In a recent article published in eClinicalMedicine, researchers evaluated the immune or neutralizing antibodies (nAb) persistence of the Sabin strain-derived inactivated poliovirus vaccine (sIPV) compared to wild poliovirus seed strains (wIPV) against currently circulating and wild poliovirus strains.
Poliomyelitis virus typically infects children below five years; thus, repeated oral poliovirus vaccine (OPV) administration occurs in this time frame. However, since OPV can cause vaccine-associated paralytic poliomyelitis (VAPP), IPV might be a better alternative to protect infants against polioviruses.
In a previous phase III clinical trial of sIPV in China, researchers demonstrated the potency of its three-dose primary vaccination in two-, three-, and four-month-old infants. Its booster dose increased the geometric mean titers (GMTs) of nAbs against polioviruses type 1/2/3 in 18-month-old children.
Even though sIPV-induced nAbs conferred protection for a minimum of 10 years after the booster dose, it was still inferior to those induced by wIPV-based IPV. Moreover, the persistence of these nAbs after completion of sIPV primary and booster regimens is unclear. Thus, sIPV requires further validation in large-scale population vaccination trials.
About the study
In the present study, researchers evaluated nAb titers in serum samples of children from Pingle County in GuanXi Province of China who had completed the primary and booster regimens of sIPV (or wIPV) between January 1, 2012, and August 31, 2014, during a previous phase III clinical trial.
Children participating in this study were 4-, 6-, 8-, and 10-year-olds. While 170 children formed the sIPV group, there were 169 children in the control wIPV group.
After receiving their prime-boost vaccine regimen, which they did by 18 months of age, 287, 262, 237, and 207 children provided their serum samples. The team used these samples from the sIPV and wIPV groups to analyze protective rates and GMTs of nAbs against poliovirus types 1/2/3. In addition, they detected nAbs against attenuated Sabin strains to determine immune persistence.
Specifically, the researchers used a microneutralization assay to determine titers of nAbs against polioviruses 1/2/3. They presented protective rates as percentages with 95% confidence intervals (95% CIs) and converted nAb titers to log2 titers to calculate GMTs and 95% CIs. Furthermore, the team computed reduction times of GMTs as GMTs at 30 days post-boosting divided by GMTs at 4, 6, 8, or 10 years old.
Finally, based on data distribution characteristics, they chose the Mann–Whitney U, independent-samples t, or Fisher’s exact tests to examine intergroup variations.
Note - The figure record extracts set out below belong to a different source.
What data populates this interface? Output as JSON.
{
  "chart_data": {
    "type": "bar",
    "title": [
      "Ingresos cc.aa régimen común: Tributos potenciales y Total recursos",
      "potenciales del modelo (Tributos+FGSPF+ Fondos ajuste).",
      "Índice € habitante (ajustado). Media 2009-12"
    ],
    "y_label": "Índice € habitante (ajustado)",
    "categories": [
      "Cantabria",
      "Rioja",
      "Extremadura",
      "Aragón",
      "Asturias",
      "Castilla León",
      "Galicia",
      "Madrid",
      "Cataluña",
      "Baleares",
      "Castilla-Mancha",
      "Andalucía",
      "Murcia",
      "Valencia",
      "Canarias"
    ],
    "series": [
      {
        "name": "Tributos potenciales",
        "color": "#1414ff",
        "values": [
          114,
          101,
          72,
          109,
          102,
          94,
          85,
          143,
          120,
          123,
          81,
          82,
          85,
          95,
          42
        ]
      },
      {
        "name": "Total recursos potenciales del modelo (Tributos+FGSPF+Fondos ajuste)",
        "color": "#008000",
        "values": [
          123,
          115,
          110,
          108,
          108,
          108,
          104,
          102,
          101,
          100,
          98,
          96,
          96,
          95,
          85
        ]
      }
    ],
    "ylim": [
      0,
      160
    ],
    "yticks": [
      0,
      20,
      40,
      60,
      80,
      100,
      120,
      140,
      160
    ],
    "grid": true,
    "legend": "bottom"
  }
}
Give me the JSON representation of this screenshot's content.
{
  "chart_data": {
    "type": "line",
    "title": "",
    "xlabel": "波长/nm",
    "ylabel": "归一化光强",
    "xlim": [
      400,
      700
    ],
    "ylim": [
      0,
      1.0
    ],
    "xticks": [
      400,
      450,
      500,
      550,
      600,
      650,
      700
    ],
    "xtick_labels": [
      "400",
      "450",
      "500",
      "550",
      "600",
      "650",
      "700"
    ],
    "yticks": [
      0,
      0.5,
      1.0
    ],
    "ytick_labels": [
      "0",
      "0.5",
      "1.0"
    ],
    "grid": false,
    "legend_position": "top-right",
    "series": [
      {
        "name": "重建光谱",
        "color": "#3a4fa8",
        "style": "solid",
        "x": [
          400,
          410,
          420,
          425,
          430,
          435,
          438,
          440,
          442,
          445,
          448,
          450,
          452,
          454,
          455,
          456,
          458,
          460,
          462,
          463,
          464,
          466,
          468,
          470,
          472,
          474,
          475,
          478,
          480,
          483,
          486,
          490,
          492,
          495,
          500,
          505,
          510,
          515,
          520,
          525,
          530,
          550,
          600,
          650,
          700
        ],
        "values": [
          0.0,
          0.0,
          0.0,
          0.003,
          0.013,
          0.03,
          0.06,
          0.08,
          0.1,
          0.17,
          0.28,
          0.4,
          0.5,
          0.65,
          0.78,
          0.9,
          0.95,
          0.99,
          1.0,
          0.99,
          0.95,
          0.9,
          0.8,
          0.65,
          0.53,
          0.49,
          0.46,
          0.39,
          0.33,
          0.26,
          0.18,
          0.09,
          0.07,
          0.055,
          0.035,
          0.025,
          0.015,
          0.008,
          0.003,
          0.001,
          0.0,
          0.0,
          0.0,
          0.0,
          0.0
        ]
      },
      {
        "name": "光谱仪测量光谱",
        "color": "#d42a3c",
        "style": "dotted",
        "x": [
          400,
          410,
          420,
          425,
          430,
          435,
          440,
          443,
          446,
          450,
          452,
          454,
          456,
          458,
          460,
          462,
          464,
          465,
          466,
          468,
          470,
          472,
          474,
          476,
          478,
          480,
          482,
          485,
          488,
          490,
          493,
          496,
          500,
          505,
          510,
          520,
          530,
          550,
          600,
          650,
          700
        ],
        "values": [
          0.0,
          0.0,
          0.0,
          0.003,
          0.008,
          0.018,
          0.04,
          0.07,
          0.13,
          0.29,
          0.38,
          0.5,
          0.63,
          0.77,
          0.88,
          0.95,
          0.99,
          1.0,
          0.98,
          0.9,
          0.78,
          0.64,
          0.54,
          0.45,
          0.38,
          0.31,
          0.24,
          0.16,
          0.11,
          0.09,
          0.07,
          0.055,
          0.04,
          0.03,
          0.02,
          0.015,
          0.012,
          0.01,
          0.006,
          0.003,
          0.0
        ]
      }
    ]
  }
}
During 10 years of follow-up, the protective rates and nAb titers against poliovirus types 1/2/3 induced by sIPV versus wIPV were numerically similar, suggesting these nAbs showed adequate persistence; thus, sIPV could be an alternative or substitute for OPV. However, GMTs of nAbs against poliovirus types 1/2/3 varied for sIPV and wIPV groups from the time of receiving booster shot to 10 years of age, except for poliovirus type 3 in four-year-olds.
Further analyses uncovered that at four years after booster vaccination, the GMTs of nAbs against poliovirus types 1/2/3 decreased between 80.5%–91.8% in the sIPV group and 82.3%–89.0% in the wIPV group.
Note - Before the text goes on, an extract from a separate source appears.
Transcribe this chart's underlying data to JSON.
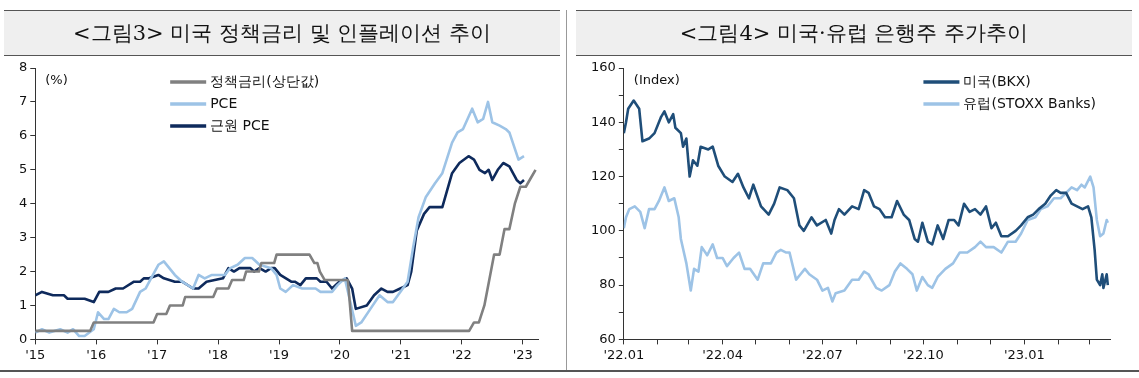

However, during the age of 6–10 years, the decrease in GMTs slowed for poliovirus types 1/2/3 in both groups. The GMTs of poliovirus types 1/2/3 in both groups persisted at 1:8 till 10 years of age in both groups.
Both sIPV and wIPV induced persistent immunity of at least 10 years after a three-dose vaccination series, suggesting the feasibility of using attenuated Sabin strains to prepare inactivated poliovirus vaccines.
In the postpolio era, vaccines with high immune persistence, such as sIPV, could be critical for eradicating poliomyelitis in developing nations.